In [13]:
import pandas as pd
import numpy as np
import matplotlib.pyplot as plt
import seaborn as sns
from collections import Counter

from sklearn.datasets import load_iris
from sklearn.preprocessing import StandardScaler
from sklearn.model_selection import train_test_split
from sklearn.model_selection import cross_val_score

# base models
from sklearn.svm import SVC
from sklearn.naive_bayes import GaussianNB
from sklearn.neighbors import KNeighborsClassifier
from sklearn.tree import DecisionTreeClassifier
# majority vote
from sklearn.ensemble import VotingClassifier
# bagging
from sklearn.ensemble import BaggingClassifier
from sklearn.ensemble import RandomForestClassifier
# boosting
from sklearn.ensemble import AdaBoostClassifier
from sklearn.ensemble import GradientBoostingClassifier

# Get the data

In [14]:
iris = load_iris()
feature_names = iris.feature_names
target_names = iris.target_names
X = pd.DataFrame(iris.data, columns=feature_names)
y = iris.target

In [15]:
ss = StandardScaler()
X = pd.DataFrame(ss.fit_transform(X), columns=X.columns)

In [16]:
X_train, X_test, y_train, y_test = train_test_split(X,y,test_size=0.3,stratify=y,random_state=23)

# Majority Vote

In [17]:
knn = KNeighborsClassifier()
knn.fit(X_train,y_train)
print(cross_val_score(knn, X_test, y_test))
cross_val_score(knn, X_test, y_test).mean()

[0.88888889 0.88888889 1.         0.88888889 1.        ]


0.9333333333333332

In [18]:
dt = DecisionTreeClassifier()
dt.fit(X_train,y_train)
print(cross_val_score(dt, X_test, y_test))
cross_val_score(dt, X_test, y_test).mean()

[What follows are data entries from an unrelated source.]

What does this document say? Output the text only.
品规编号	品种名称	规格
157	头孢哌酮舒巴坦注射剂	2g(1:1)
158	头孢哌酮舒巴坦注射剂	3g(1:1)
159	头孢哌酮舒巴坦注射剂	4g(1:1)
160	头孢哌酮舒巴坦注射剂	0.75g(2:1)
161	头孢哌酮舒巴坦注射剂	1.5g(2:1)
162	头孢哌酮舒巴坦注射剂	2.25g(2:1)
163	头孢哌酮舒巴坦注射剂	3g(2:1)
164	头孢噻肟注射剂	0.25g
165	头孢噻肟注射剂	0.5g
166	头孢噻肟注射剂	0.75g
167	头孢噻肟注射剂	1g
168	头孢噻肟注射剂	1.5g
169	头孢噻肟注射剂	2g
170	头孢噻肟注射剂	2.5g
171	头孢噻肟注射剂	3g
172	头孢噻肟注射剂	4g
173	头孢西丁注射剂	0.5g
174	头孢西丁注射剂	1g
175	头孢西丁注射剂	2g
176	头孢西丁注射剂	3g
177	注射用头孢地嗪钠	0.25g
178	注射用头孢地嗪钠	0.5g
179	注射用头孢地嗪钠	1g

[0.88888889 0.77777778 1.         0.88888889 0.77777778]


0.8666666666666666

In [19]:
gnb = GaussianNB()
gnb.fit(X_train,y_train)
print(cross_val_score(gnb, X_test, y_test))
cross_val_score(gnb, X_test, y_test).mean()

[0.88888889 1.         1.         0.77777778 1.        ]


0.9333333333333332

In [20]:
voter = VotingClassifier(estimators=[('dt',dt),('bayes',gnb),('neighbors',knn)],voting='soft')
voter.fit(X_train,y_train)
print(cross_val_score(voter, X_test, y_test))
cross_val_score(voter, X_test, y_test).mean()

[1.         0.88888889 1.         0.88888889 1.        ]


0.9555555555555555

# Bagging


In [21]:
rfc = RandomForestClassifier()
rfc.fit(X_train,y_train)
print(cross_val_score(rfc, X_test, y_test))
cross_val_score(rfc, X_test, y_test).mean()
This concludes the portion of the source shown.